GeneHopper: a web-based search engine to link gene-expression platforms through GenBank accession numbers
Genome Biology volume 4, Article number: R35 (2003)
Global gene-expression analysis is carried out using different technologies that are either array- or sequence-tag-based. To compare experiments that are performed on these different platforms, array probes and sequence tags need to be linked. An additional challenge is cross-referencing between species, to compare human profiles with those obtained in a mouse model, for example. We have developed the web-based search engine GeneHopper to link different expression resources based on UniGene clusters and HomoloGene orthologs databases of the National Center for Biotechnology Information (NCBI).
Genome-wide analysis of gene expression provides insight into the transcriptional state of a cell or tissue sample, measuring RNA levels for thousands of genes in parallel. Among the most commonly applied technologies are photolithographically synthesized oligonucleotide chips , printed microarrays using cDNA probes or oligonucleotides [2–5], and serial analysis of gene expression (SAGE) . Array-based technologies measure hybridization signal intensities in one or two channels for each array feature or probe, resulting in absolute or relative information about the expression levels of the corresponding transcripts in the samples. Array probes are produced by polymerase chain reaction (PCR) amplification of selected cDNAs or designed on the basis of cDNA or gene sequence information. SAGE results in quantitative information connected to 10-14 base-pair (bp) sequence tags derived from the 3' ends of transcripts.
Expressed sequence tag (EST) sequencing projects have generated millions of cDNA sequences for human, mouse and other organisms that are identified by an accession number in databases such as GenBank. To group these individual sequence reads into sets representing one transcript, several efforts to cluster the ESTs were developed [7–9]. UniGene, developed at the National Center for Biotechnology Information (NCBI) , automatically clusters ESTs derived from one organism on the basis of sequence homology, generating a nonredundant set of clusters representing (parts of) transcripts . As GenBank is growing, the clustering is carried out regularly, resulting in new so-called UniGene builds. A number of commercial cDNA clone libraries and commercial chip formats are based on UniGene clusters (including [11, 12]). In general, a sequence-specific identifier (GenBank accession number) serves as a reference to the array probe sequence. Likewise, SAGE tags, which are unique for each transcript, are mapped to UniGene clusters and GenBank accession numbers [13, 14].

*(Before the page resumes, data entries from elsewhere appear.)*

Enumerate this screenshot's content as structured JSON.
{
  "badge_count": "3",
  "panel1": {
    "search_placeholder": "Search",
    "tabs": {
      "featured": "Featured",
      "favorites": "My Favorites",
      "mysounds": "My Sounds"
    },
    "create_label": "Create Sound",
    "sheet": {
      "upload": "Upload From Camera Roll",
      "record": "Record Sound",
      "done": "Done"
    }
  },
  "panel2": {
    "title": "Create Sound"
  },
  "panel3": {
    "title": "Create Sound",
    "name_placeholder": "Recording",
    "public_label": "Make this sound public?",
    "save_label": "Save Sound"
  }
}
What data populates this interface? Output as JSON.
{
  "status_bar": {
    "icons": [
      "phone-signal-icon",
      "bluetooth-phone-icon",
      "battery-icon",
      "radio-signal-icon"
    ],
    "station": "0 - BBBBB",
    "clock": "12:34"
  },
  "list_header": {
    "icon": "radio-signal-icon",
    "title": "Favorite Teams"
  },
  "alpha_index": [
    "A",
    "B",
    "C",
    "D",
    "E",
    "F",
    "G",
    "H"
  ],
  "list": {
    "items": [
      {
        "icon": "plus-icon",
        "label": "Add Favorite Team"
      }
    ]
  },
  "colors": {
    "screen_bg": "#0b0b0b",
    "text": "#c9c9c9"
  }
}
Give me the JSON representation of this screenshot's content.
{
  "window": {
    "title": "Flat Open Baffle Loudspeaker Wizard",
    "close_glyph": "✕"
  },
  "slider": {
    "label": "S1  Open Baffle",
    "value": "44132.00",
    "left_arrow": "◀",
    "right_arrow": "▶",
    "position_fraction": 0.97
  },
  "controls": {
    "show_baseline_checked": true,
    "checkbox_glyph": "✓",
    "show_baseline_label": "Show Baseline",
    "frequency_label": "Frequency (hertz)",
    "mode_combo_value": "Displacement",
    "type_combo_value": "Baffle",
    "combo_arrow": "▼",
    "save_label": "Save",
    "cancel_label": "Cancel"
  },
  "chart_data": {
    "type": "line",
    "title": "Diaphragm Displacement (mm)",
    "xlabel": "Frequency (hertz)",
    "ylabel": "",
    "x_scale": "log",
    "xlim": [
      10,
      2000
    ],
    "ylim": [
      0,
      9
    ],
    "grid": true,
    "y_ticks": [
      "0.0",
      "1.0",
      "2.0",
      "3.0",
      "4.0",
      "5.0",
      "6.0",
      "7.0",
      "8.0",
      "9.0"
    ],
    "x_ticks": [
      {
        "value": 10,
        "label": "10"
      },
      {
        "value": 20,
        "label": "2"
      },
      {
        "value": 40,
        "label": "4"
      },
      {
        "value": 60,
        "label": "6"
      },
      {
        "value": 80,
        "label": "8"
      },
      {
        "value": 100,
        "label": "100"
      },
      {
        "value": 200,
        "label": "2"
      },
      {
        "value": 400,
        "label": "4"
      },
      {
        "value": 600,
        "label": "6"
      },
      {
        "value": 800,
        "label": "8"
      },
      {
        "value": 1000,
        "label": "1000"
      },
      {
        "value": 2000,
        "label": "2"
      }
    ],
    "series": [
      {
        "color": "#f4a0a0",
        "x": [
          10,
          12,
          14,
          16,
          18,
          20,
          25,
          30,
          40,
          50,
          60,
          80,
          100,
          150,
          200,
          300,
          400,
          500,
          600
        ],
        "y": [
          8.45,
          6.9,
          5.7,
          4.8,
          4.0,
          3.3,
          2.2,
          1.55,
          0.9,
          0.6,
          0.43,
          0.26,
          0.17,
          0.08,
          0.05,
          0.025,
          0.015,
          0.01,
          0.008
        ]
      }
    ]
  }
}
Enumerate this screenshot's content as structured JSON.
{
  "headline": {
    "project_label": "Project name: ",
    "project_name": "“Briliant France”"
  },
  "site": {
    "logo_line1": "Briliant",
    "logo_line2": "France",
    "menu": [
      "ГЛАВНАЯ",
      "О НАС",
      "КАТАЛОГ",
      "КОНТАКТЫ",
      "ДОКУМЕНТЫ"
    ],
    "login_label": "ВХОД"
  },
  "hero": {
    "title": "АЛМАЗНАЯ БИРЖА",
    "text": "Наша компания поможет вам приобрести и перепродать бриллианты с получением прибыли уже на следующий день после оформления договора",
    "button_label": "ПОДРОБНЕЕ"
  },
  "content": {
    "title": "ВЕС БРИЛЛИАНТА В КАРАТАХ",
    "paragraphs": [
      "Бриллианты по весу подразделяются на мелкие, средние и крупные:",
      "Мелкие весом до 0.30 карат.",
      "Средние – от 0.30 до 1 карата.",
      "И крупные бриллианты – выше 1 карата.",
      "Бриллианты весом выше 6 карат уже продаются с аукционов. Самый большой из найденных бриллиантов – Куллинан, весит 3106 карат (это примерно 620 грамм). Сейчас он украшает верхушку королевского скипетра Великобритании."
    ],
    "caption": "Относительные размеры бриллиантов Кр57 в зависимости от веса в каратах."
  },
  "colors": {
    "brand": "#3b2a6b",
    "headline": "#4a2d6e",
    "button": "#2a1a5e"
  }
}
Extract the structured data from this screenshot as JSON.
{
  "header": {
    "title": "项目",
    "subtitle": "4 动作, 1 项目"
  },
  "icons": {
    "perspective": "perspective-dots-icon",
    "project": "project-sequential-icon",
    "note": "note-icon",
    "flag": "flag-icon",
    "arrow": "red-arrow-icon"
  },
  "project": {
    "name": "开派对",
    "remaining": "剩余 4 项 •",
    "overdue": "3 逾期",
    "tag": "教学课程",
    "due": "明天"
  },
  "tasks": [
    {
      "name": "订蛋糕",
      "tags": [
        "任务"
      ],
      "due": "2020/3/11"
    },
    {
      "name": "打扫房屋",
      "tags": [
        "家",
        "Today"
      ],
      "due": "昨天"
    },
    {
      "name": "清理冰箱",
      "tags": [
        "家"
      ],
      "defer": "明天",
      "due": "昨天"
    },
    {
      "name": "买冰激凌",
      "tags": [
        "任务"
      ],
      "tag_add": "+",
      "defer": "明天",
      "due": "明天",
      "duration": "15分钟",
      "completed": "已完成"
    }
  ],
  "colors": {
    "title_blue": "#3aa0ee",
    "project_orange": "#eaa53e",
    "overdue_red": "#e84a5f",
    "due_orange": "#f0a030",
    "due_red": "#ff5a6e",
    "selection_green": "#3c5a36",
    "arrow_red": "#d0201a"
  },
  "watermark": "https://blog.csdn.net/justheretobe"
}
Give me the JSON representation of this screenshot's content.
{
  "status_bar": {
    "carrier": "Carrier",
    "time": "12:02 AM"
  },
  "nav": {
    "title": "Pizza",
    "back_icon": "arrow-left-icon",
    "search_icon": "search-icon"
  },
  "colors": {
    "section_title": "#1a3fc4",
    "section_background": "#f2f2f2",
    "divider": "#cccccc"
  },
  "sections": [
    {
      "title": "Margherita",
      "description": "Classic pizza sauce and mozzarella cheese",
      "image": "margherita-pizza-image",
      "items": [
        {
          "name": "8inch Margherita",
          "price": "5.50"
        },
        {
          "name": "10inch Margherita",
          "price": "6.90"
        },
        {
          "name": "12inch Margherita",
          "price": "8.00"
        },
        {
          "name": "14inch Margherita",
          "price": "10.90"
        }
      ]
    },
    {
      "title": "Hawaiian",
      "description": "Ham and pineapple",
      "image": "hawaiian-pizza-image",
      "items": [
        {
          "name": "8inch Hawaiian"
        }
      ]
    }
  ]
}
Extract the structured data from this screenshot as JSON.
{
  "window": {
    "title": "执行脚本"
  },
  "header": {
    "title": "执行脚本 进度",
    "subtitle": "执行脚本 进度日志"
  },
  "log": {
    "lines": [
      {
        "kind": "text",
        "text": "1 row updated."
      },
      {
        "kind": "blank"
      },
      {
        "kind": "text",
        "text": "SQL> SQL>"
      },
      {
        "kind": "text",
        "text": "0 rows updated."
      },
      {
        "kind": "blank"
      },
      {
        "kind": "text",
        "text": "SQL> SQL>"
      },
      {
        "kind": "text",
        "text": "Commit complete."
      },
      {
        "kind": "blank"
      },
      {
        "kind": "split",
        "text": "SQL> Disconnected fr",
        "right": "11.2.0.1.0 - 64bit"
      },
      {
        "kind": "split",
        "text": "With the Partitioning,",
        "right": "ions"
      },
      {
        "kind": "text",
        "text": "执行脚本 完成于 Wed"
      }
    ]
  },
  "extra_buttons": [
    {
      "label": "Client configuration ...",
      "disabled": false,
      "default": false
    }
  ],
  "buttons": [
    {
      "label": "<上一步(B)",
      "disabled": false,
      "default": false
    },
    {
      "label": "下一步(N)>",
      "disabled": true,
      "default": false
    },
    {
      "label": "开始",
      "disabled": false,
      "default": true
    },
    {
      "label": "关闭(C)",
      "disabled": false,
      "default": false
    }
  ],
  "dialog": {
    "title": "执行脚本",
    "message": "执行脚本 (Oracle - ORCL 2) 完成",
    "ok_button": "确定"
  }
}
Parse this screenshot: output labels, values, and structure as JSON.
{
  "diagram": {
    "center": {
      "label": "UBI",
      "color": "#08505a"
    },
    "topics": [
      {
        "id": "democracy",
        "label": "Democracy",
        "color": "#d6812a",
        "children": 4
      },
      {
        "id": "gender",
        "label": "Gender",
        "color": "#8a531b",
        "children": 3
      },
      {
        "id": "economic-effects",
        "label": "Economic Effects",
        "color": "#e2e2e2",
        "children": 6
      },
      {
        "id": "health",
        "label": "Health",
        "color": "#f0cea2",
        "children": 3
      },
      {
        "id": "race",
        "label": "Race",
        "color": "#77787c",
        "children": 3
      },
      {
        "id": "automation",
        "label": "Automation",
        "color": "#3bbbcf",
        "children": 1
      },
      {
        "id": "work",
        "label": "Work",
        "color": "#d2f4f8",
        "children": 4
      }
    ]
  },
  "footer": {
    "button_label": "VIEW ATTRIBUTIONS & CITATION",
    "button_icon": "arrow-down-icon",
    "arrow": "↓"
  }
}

The existence of several technologies for measuring gene expression makes cross-technology comparison an important issue. Cross-referencing array probes allows comparison of studies carried out using different technologies, and facilitates validation of gene expression. In addition, gene-expression data need to be compared between species, signifying the need to link genes from different organisms. Because no unique gene nomenclature or sequence identifier is used for all platforms, a database linking the different identifiers belonging to one gene and its orthologs is required.
To address these issues, we have developed GeneHopper, which provides a web-based user interface to link gene-expression platforms within and between species in a batchwise fashion. Currently, GeneHopper contains the most commonly used array resources for human, mouse and rat. In addition, the database can be used to annotate array probes with reference sequences and updated gene descriptions from UniGene. While this work was in progress, a microarray annotation tool with a different focus, RESOURCERER, was presented that allows cross-species and cross-platform comparisons [15, 16].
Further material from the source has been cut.